1Die ZFB berät das IT-Servicezentrum der bayerischen Justiz zu fachlichen und rechtlichen Fragen der Bewährungshilfe, Gerichtshilfe und Führungsaufsicht. 2Sie trägt mit Stellungnahmen gegenüber dem Bayerischen Staatsministerium der Justiz zur Einführung bzw. Weiterentwicklung von IT-Fachverfahren für Bewährungshilfe, Gerichtshilfe und Führungsaufsichtsstellen bei.

6.2.2.16  

Die ZFB wirkt an der Erstellung von bayernweiten Statistiken in den Bereichen Bewährungshilfe, Gerichtshilfe und Führungsaufsicht mit.

6.2.2.17  

Die ZFB fördert die ehrenamtliche Tätigkeit in der Bewährungshilfe und koordiniert hierfür erforderliche Maßnahmen.

6.2.3  

1Die ZFB setzt operative Maßnahmen im Rahmen der Elektronischen Aufenthaltsüberwachung von Führungsaufsichtsprobanden gemäß § 68b Abs. 1 Satz 1 Nr. 12 StGB um. 2In Angelegenheiten der elektronischen Aufenthaltsüberwachung führt sie im Verkehr mit anderen Stellen die Bezeichnung „Zentrale Kontaktstelle Justiz Bayern“ (ZKJ). 3Näheres zu den Aufgaben als ZKJ regelt die Verwaltungsvorschrift über das Verfahren bei Prüfung der Anordnung und Durchführung der elektronischen Aufenthaltsüberwachung während der Führungsaufsicht vom 17. Oktober 2019, Gz.
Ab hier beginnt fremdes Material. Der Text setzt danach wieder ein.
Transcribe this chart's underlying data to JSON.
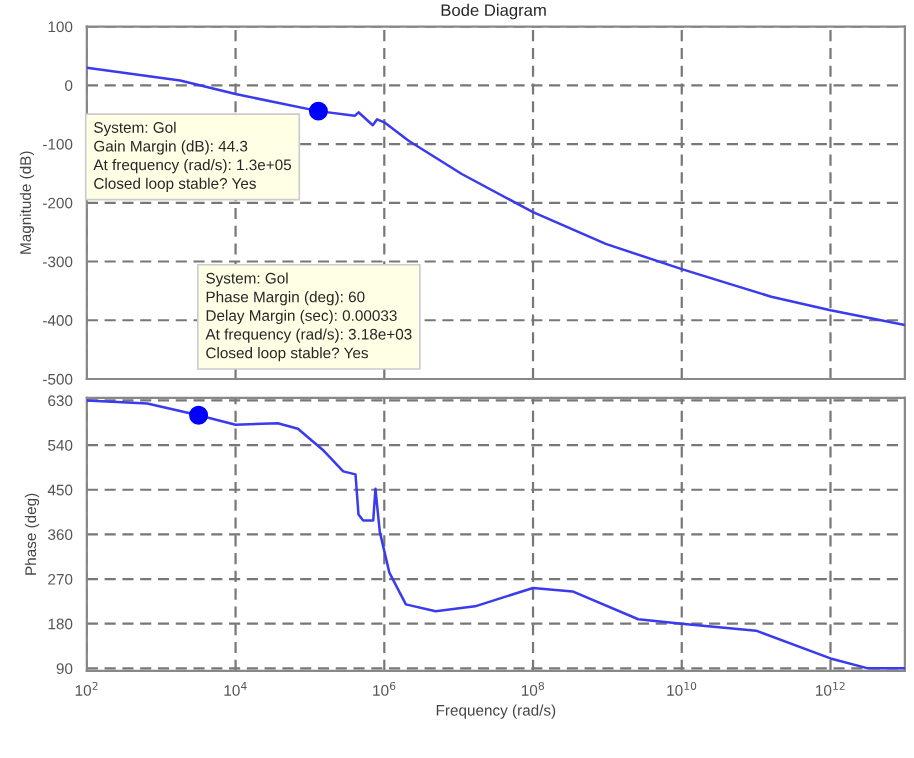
{
  "chart_data": [
    {
      "type": "line",
      "title": "Bode Diagram",
      "ylabel": "Magnitude (dB)",
      "log": "x",
      "grid": true,
      "tick_labels": "y",
      "line_style": "solid",
      "xlim": [
        100,
        10000000000000.0
      ],
      "xticks": [
        {
          "value": 100,
          "label": null
        },
        {
          "value": 10000.0,
          "label": null
        },
        {
          "value": 1000000.0,
          "label": null
        },
        {
          "value": 100000000.0,
          "label": null
        },
        {
          "value": 10000000000.0,
          "label": null
        },
        {
          "value": 1000000000000.0,
          "label": null
        }
      ],
      "ylim": [
        -500,
        100
      ],
      "yticks": [
        -500,
        -400,
        -300,
        -200,
        -100,
        0,
        100
      ],
      "x": [
        100,
        1800,
        10000.0,
        130000.0,
        400000.0,
        450000.0,
        700000.0,
        800000.0,
        1000000.0,
        2100000.0,
        11000000.0,
        100000000.0,
        950000000.0,
        10000000000.0,
        160000000000.0,
        1000000000000.0,
        10000000000000.0
      ],
      "series": [
        {
          "color": "#3a3aee",
          "values": [
            30,
            8,
            -15,
            -44,
            -52,
            -46,
            -68,
            -58,
            -63,
            -94,
            -151,
            -216,
            -270,
            -313,
            -360,
            -383,
            -408
          ]
        },
        {
          "type": "scatter",
          "marker": "circle",
          "color": "#0000ff",
          "x": [
            130000.0
          ],
          "values": [
            -44
          ]
        }
      ],
      "annotations": [
        "System: Gol\nGain Margin (dB): 44.3\nAt frequency (rad/s): 1.3e+05\nClosed loop stable? Yes"
      ]
    },
    {
      "type": "line",
      "xlabel": "Frequency (rad/s)",
      "ylabel": "Phase (deg)",
      "log": "x",
      "grid": true,
      "line_style": "solid",
      "xlim": [
        100,
        10000000000000.0
      ],
      "xticks": [
        {
          "value": 100,
          "label": "10$^{2}$"
        },
        {
          "value": 10000.0,
          "label": "10$^{4}$"
        },
        {
          "value": 1000000.0,
          "label": "10$^{6}$"
        },
        {
          "value": 100000000.0,
          "label": "10$^{8}$"
        },
        {
          "value": 10000000000.0,
          "label": "10$^{10}$"
        },
        {
          "value": 1000000000000.0,
          "label": "10$^{12}$"
        }
      ],
      "ylim": [
        85,
        635
      ],
      "yticks": [
        90,
        180,
        270,
        360,
        450,
        540,
        630
      ],
      "x": [
        100,
        650,
        3180,
        10000.0,
        37000.0,
        69000.0,
        155000.0,
        280000.0,
        410000.0,
        450000.0,
        520000.0,
        710000.0,
        760000.0,
        870000.0,
        1170000.0,
        1950000.0,
        4900000.0,
        16600000.0,
        100000000.0,
        340000000.0,
        2600000000.0,
        10000000000.0,
        100000000000.0,
        1000000000000.0,
        3200000000000.0,
        10000000000000.0
      ],
      "series": [
        {
          "color": "#3a3aee",
          "values": [
            630,
            624,
            600,
            581,
            584,
            573,
            528,
            487,
            481,
            400,
            388,
            388,
            452,
            365,
            283,
            219,
            205,
            215,
            252,
            245,
            189,
            180,
            166,
            110,
            90,
            90
          ]
        },
        {
          "type": "scatter",
          "marker": "circle",
          "color": "#0000ff",
          "x": [
            3180
          ],
          "values": [
            600
          ]
        }
      ],
      "annotations": [
        "System: Gol\nPhase Margin (deg): 60\nDelay Margin (sec): 0.00033\nAt frequency (rad/s): 3.18e+03\nClosed loop stable? Yes"
      ]
    }
  ]
}
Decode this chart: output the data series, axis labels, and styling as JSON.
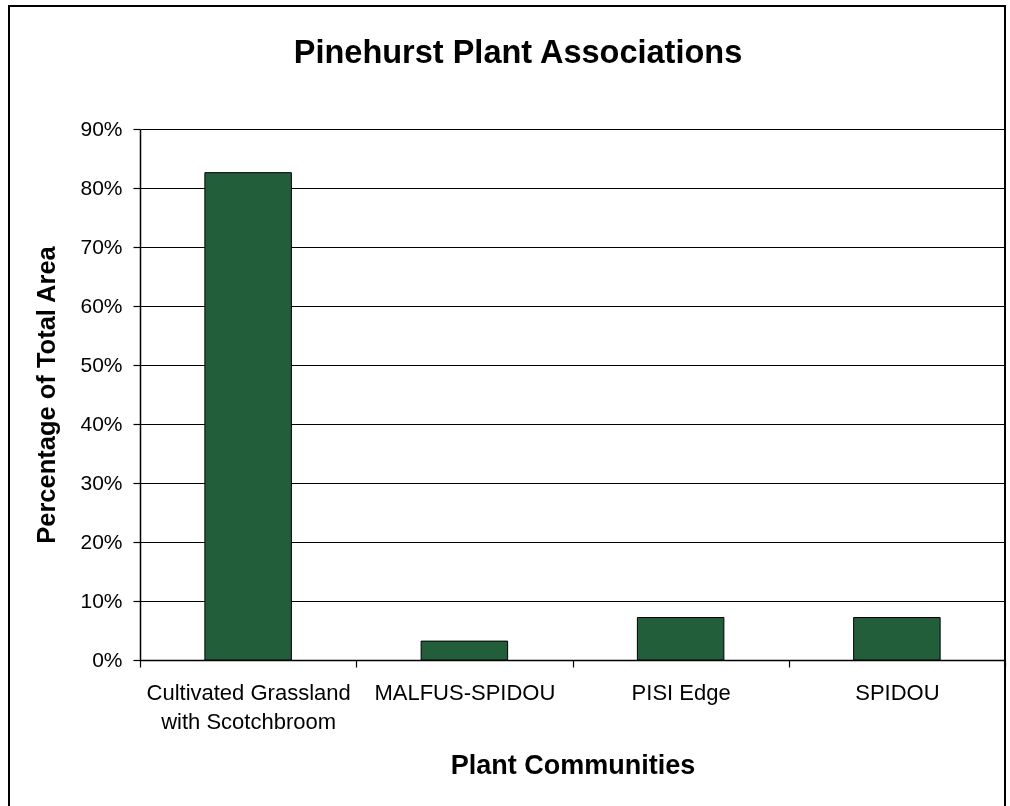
{
  "chart_data": {
    "type": "bar",
    "title": "Pinehurst Plant Associations",
    "xlabel": "Plant Communities",
    "ylabel": "Percentage of Total Area",
    "categories": [
      "Cultivated Grassland with Scotchbroom",
      "MALFUS-SPIDOU",
      "PISI Edge",
      "SPIDOU"
    ],
    "values": [
      82.6,
      3.2,
      7.2,
      7.2
    ],
    "color": "#225e3a",
    "ylim": [
      0,
      90
    ],
    "yticks": [
      {
        "value": 0,
        "label": "0%"
      },
      {
        "value": 10,
        "label": "10%"
      },
      {
        "value": 20,
        "label": "20%"
      },
      {
        "value": 30,
        "label": "30%"
      },
      {
        "value": 40,
        "label": "40%"
      },
      {
        "value": 50,
        "label": "50%"
      },
      {
        "value": 60,
        "label": "60%"
      },
      {
        "value": 70,
        "label": "70%"
      },
      {
        "value": 80,
        "label": "80%"
      },
      {
        "value": 90,
        "label": "90%"
      }
    ],
    "grid": "y"
  }
}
E5 - 4263 - II - 6573/2007, in der jeweils geltenden Fassung.

6.2.4  

1Die ZFB untersteht der Fachaufsicht des Bayerischen Staatsministeriums der Justiz. 2Die Präsidenten der Oberlandesgerichte, die Generalstaatsanwälte, die Präsidenten der Landgerichte, die Leitenden Oberstaatsanwälte, die Leitenden Bewährungshelfer und die ZFB arbeiten vertrauensvoll zusammen.